Joseph Ozbay, owner/operator of Cugino Forno in Winston-Salem, Greensboro and Clemmons, admits that the hardest part is making the dough.
“Dough is like a living thing,” Ozbay says. “You really have to keep an eye on it because there’s only a couple of ingredients. It can get away from you if you’re not careful.”
He suggests starting with “00” flour and fresh yeast. Double zero, also referred to as doppio zero flour, is Italian flour ground to a fine powder. It creates a dough that is silky and maintains a chewiness when the gluten is properly hydrated and cooked. Yeast is indeed a living thing: the fungus responsible for kicking off fermentation in the dough and developing the complex flavors commonly identified in pizza crust.

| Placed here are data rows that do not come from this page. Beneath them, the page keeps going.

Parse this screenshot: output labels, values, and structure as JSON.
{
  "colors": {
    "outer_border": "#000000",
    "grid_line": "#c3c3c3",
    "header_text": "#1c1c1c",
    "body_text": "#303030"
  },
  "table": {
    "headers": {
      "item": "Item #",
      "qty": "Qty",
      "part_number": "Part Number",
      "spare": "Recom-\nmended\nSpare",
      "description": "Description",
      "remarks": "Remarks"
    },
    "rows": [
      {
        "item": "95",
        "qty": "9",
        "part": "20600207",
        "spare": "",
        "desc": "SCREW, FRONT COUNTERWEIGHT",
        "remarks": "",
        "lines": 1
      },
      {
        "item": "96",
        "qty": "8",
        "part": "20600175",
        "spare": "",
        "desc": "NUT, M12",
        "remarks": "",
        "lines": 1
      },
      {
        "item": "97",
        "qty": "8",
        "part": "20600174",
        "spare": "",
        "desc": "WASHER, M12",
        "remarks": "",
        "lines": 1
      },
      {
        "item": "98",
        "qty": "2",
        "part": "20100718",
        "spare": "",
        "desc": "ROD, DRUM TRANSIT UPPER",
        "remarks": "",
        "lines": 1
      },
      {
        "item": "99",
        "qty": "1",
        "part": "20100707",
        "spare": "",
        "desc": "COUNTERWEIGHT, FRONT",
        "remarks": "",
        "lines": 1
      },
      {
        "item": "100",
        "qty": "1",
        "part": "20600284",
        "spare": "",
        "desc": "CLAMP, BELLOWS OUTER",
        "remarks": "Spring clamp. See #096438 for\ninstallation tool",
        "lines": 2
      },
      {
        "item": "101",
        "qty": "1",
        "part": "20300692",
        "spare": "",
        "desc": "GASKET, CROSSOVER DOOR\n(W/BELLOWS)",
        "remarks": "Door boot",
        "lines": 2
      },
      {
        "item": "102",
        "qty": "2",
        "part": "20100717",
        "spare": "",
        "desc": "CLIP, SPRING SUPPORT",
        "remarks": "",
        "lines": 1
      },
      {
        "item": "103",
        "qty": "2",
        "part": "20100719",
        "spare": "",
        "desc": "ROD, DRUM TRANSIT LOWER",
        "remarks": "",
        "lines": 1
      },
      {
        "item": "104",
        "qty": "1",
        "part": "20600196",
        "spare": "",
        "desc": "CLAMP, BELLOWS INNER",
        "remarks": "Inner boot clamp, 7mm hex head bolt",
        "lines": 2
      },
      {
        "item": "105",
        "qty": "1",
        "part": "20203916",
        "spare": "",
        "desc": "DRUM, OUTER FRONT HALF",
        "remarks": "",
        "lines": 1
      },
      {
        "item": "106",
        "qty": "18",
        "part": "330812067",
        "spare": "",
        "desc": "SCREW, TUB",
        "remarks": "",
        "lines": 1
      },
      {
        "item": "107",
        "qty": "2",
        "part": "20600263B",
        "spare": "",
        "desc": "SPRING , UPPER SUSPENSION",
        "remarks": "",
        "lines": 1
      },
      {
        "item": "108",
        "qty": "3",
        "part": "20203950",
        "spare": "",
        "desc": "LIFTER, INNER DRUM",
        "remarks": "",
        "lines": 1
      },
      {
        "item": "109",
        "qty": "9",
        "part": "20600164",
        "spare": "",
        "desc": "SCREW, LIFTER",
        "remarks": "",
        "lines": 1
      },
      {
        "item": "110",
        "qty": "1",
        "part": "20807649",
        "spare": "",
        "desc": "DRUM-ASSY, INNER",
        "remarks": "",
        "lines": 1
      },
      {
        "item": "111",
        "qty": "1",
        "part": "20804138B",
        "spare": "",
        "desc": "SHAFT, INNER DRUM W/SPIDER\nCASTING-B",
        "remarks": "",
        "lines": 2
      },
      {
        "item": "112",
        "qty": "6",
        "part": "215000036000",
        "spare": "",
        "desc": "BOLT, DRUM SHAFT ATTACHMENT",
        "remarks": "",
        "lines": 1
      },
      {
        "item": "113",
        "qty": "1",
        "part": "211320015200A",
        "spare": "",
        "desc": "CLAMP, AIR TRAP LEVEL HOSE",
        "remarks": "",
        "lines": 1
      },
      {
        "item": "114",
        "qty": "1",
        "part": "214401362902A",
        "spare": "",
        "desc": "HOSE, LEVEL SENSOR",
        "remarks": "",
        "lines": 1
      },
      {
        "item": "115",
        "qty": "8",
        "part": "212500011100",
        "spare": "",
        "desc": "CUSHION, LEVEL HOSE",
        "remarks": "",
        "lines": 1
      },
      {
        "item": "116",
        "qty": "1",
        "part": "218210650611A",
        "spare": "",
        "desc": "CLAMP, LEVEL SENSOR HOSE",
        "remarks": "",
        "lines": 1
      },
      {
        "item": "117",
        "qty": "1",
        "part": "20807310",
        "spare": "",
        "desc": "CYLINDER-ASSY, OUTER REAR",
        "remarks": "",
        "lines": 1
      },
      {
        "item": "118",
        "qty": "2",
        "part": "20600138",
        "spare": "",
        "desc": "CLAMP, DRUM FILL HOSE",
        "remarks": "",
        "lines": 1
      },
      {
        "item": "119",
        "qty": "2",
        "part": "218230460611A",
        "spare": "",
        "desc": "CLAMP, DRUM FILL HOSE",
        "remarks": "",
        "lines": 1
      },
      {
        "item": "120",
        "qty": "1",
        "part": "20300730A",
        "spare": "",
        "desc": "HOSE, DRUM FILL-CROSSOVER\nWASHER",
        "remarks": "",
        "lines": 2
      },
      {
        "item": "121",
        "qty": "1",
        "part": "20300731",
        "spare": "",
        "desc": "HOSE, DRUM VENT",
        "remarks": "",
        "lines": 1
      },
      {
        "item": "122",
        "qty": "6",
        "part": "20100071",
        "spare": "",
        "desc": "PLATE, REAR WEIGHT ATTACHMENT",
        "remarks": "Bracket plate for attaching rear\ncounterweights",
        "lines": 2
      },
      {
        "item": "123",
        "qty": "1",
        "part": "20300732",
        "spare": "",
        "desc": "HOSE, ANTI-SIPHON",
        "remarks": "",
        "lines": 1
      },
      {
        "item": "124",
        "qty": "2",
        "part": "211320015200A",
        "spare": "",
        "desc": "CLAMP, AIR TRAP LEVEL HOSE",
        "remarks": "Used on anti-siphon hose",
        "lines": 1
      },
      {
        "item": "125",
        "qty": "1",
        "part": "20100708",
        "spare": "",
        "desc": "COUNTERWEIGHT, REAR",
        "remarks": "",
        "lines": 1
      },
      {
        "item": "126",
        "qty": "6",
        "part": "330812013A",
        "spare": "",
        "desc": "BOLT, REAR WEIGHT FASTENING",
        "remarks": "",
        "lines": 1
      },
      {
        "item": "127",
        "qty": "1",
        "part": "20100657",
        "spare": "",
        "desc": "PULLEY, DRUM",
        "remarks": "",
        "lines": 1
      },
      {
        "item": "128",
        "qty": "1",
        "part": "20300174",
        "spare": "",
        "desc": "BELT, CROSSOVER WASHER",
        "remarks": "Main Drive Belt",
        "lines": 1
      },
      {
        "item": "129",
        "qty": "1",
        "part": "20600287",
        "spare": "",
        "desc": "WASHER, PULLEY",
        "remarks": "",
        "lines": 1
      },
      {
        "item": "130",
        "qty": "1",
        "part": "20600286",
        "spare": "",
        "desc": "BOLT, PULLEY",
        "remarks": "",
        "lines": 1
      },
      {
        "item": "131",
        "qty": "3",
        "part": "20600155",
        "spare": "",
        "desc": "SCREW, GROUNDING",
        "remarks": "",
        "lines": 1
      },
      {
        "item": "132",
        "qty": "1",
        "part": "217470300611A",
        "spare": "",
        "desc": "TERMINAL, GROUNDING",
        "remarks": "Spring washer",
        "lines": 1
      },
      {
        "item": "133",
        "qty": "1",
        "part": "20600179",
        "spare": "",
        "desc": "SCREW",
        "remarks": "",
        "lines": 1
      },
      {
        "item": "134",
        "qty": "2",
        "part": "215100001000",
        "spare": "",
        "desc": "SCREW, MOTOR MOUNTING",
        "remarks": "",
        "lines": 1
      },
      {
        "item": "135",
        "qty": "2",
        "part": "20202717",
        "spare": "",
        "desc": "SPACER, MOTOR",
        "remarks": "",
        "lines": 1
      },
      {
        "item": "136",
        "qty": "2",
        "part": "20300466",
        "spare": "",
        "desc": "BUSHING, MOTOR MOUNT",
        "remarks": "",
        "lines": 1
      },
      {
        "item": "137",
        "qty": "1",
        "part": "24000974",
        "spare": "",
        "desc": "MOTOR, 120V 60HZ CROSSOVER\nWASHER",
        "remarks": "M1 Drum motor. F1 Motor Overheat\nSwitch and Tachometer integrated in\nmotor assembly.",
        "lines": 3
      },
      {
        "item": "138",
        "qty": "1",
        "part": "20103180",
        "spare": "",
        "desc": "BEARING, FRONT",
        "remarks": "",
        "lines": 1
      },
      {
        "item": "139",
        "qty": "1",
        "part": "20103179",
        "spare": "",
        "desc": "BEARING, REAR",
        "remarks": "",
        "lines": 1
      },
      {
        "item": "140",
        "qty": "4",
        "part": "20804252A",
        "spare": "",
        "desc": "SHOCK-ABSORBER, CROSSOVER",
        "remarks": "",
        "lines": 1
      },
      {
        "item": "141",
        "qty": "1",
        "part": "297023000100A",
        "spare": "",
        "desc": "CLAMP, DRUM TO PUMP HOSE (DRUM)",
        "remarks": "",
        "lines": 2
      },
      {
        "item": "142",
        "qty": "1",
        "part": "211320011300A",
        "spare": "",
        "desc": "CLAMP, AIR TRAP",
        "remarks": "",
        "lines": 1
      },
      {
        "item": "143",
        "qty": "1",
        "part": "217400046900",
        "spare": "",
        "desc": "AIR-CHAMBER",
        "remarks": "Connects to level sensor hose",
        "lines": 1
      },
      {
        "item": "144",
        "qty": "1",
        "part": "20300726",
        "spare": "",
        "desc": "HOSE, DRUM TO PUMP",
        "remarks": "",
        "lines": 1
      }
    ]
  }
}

Making the perfect pizza dough at home is a balance of ratios, timing and patience. For every 500 grams of flour, add 250 grams of water to achieve proper hydration. If the dough is too dry, it’s difficult to manipulate. If the dough is too wet, it becomes sticky and difficult to control. Resting the dough under refrigeration for 24 hours will help achieve the perfect balance for a perfect pizza.
“Make sure the dough rests to room temperature,” Ozbay says. “Otherwise, the gluten will seize up and the crust will be tough.”
There is no place for mediocrity to hide when so few ingredients are involved. After the dough is ready, says Ozbay, be sure to use a preheated oven.
“Preheat the oven and use the middle rack. If you don’t preheat the oven, the gluten will not release,” he says.
To stay true to tradition, at Cugino Forno, every ingredient is imported from Italy to stay true to the art form. The pizzaiolos even use bottled water to maintain consistency to ensure every pie tastes the same.
Their sauce is a blend of San Marzano or Italian plum tomatoes, sea salt, olive oil and black pepper.
While the classic Neapolitan-style pizza calls for simple ingredients to start, the toppings can be what lets creativity shine. Pepperoni is popular, but it’s also a fine time to find out if pineapple really does belong on pizza. Too many toppings and the dough is weighed down and all of the chemistry of the cooking process is lost. Toppings are a personal preference. No matter the size, any pizza can become a personal pizza if you try hard enough.
“Whenever you make pizza, it’s always a thing,” Fleming says. “You’re never going make just one with one topping. Before you know it, you have two or three prosciutto, pear, goat cheese pizzas with a honey drizzle.”